More popsicle inspiration awaits:
- Mango Raspberry Bellini Popsicles – from Salted Plains
- Watermelon Lemon Limeade Popsicles
- Spicy Tequila Sunrise Popsicles – from Floating Kitchen
- Rosemary Lemonade Popsicles
- Raspberry Peach Popsicles – from The Beach House Kitchen
- Honey Chamomile Popsicles
- Blueberry Coconut Smash Pops – from Wallflower Kitchen
Let’s whip up some popsicles, y’all, and be sure to tag @VanillaAndBean #VanillaAndBean on Instagram if you make these! I can’t wait to see your creations.
Matcha-Mango Coconut Popsicles
- 1/4 C (20g) Shredded Unsweetened Coconut optional
- 1 C (254g) Nut Milk divided (I use homemade cashew)
- 1 C (250g) Full Fat Coconut Milk from a can, whisked, divided
- 2 C (310g) Mangos peeled and diced, about two
- 4 Tbs Raw Local Honey or sweetener of choice, divided
- 3/4 tsp Matcha Green Tea I use Encha Organic Latte Grade
- (Optional) Toast shredded coconut in a dry skillet, on medium low heat, tossing and stirring frequently for 3-4 minutes, or until golden. Be sure to keep a close eye on it as it goes from toasty to burnt in no time! Set aside.

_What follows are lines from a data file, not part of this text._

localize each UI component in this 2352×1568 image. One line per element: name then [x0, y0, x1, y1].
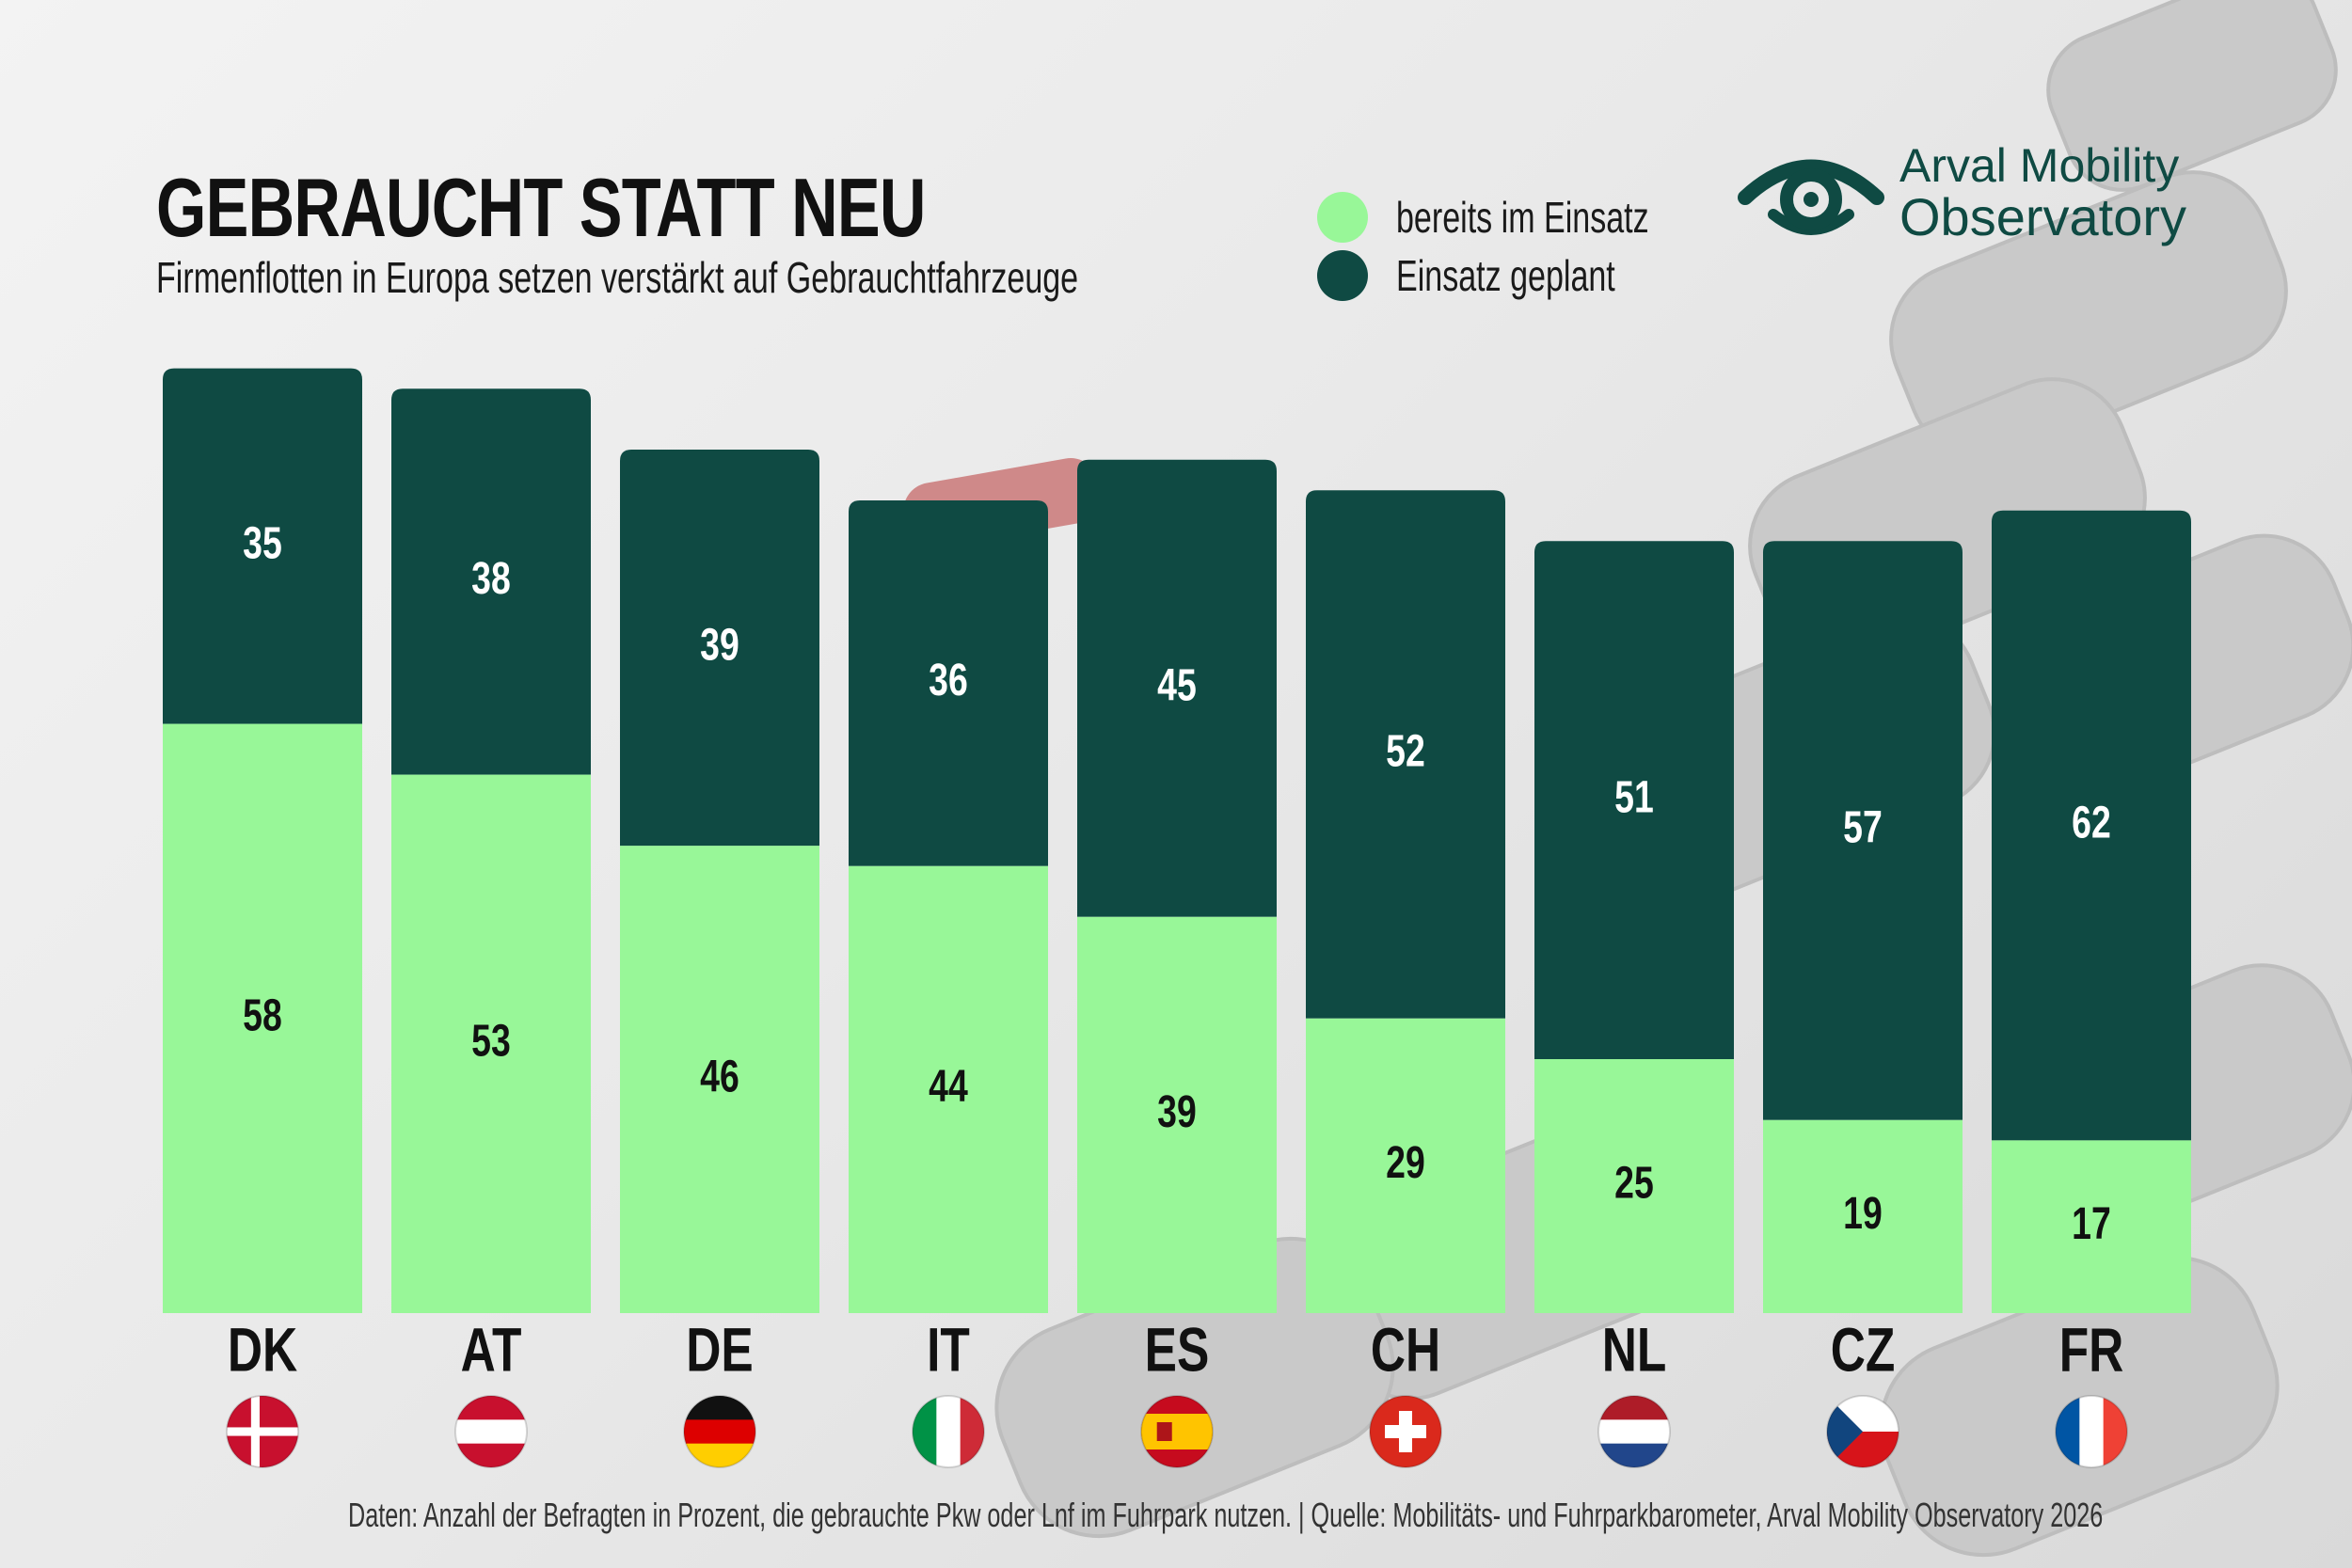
denmark-flag-icon — [226, 1395, 299, 1468]
category-label-nl: NL — [1602, 1314, 1667, 1385]
value-label-planned-ch: 52 — [1386, 726, 1425, 777]
bar-used-dk — [163, 723, 362, 1313]
value-label-planned-es: 45 — [1157, 660, 1197, 711]
legend-label-used: bereits im Einsatz — [1396, 193, 1649, 242]
category-label-at: AT — [461, 1314, 522, 1385]
category-label-cz: CZ — [1831, 1314, 1896, 1385]
bar-used-fr — [1992, 1140, 2191, 1313]
bar-used-es — [1077, 916, 1277, 1313]
chart-title: GEBRAUCHT STATT NEU — [156, 161, 926, 254]
category-label-ch: CH — [1371, 1314, 1440, 1385]
value-label-planned-dk: 35 — [243, 518, 282, 569]
germany-flag-icon — [683, 1395, 756, 1468]
value-label-used-it: 44 — [929, 1062, 968, 1113]
category-label-de: DE — [686, 1314, 753, 1385]
bar-planned-ch — [1306, 490, 1505, 1019]
bar-planned-dk — [163, 368, 362, 724]
source-footnote: Daten: Anzahl der Befragten in Prozent, … — [348, 1496, 2104, 1534]
bar-used-nl — [1534, 1059, 1734, 1313]
bar-planned-fr — [1992, 510, 2191, 1141]
category-label-dk: DK — [228, 1314, 298, 1385]
value-label-planned-it: 36 — [929, 656, 968, 706]
france-flag-icon — [2055, 1395, 2128, 1468]
value-label-used-cz: 19 — [1843, 1189, 1883, 1240]
legend-item-planned: Einsatz geplant — [1317, 246, 1738, 305]
bar-used-at — [391, 774, 591, 1313]
category-label-it: IT — [927, 1314, 970, 1385]
value-label-used-nl: 25 — [1614, 1158, 1654, 1209]
value-label-planned-at: 38 — [471, 554, 511, 605]
bar-planned-cz — [1763, 541, 1963, 1120]
value-label-planned-de: 39 — [700, 620, 739, 671]
chart-subtitle: Firmenflotten in Europa setzen verstärkt… — [156, 253, 1079, 302]
bar-planned-es — [1077, 459, 1277, 917]
bar-used-it — [849, 865, 1048, 1313]
italy-flag-icon — [912, 1395, 985, 1468]
czechia-flag-icon — [1826, 1395, 1899, 1468]
value-label-planned-cz: 57 — [1843, 802, 1883, 853]
bar-used-cz — [1763, 1119, 1963, 1313]
value-label-used-fr: 17 — [2072, 1199, 2111, 1250]
bar-planned-nl — [1534, 541, 1734, 1059]
category-label-es: ES — [1145, 1314, 1210, 1385]
switzerland-flag-icon — [1369, 1395, 1442, 1468]
netherlands-flag-icon — [1597, 1395, 1671, 1468]
value-label-planned-fr: 62 — [2072, 798, 2111, 848]
arval-logo: Arval Mobility Observatory — [1736, 141, 2186, 245]
legend-item-used: bereits im Einsatz — [1317, 188, 1738, 246]
value-label-used-at: 53 — [471, 1016, 511, 1067]
legend-swatch-planned — [1317, 250, 1368, 301]
legend: bereits im Einsatz Einsatz geplant — [1317, 188, 1738, 305]
spain-flag-icon — [1140, 1395, 1214, 1468]
value-label-used-ch: 29 — [1386, 1138, 1425, 1189]
value-label-used-de: 46 — [700, 1052, 739, 1102]
value-label-used-dk: 58 — [243, 990, 282, 1041]
value-label-planned-nl: 51 — [1614, 772, 1654, 823]
legend-label-planned: Einsatz geplant — [1396, 251, 1615, 300]
bar-used-de — [620, 846, 819, 1313]
austria-flag-icon — [454, 1395, 528, 1468]
category-label-fr: FR — [2059, 1314, 2124, 1385]
logo-line-2: Observatory — [1899, 187, 2186, 246]
bar-planned-at — [391, 388, 591, 775]
eye-logo-icon — [1738, 159, 1884, 235]
logo-line-1: Arval Mobility — [1899, 139, 2180, 192]
legend-swatch-used — [1317, 192, 1368, 243]
bar-planned-de — [620, 450, 819, 847]
bar-planned-it — [849, 500, 1048, 866]
value-label-used-es: 39 — [1157, 1087, 1197, 1138]
bar-used-ch — [1306, 1018, 1505, 1313]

- In a high speed blender add 1/2 of the nut milk and 1/2 of the coconut milk. Add the mangos and 2 Tbs of honey. Blend on high speed until smooth and creamy, about 30 seconds. Divide this mixture evenly between the popsicle molds, filling to a little over 1/2 way. Freeze for 15 minutes.
- Rinse out the blender pitcher and add the remaining nut and coconut milk, 2 Tbs of honey and matcha green tea. Blend on high speed until the mixture is smooth and creamy, about 30 seconds. Pour over top of mango mixture into popsicles molds. Fill popsicle molds, leaving about 1/8" (3mm) head room at the top. Use a knife or skewer to gently mix the two if a feathering design is desired. Freeze for another 45 minutes, then add the popsicle sticks (without adding the lid - I find it useless and a pain) then sprinkle base of popsicle with toasted coconut (optional). Freeze overnight.
- To release the pops, turn the mold on its side and run water over the the mold on both sides. Gently wiggle the popsicle stick to remove the popsicle... be careful here, as the stick can break. Store between small pieces of parchment in a lidded container in the freezer for up to two weeks.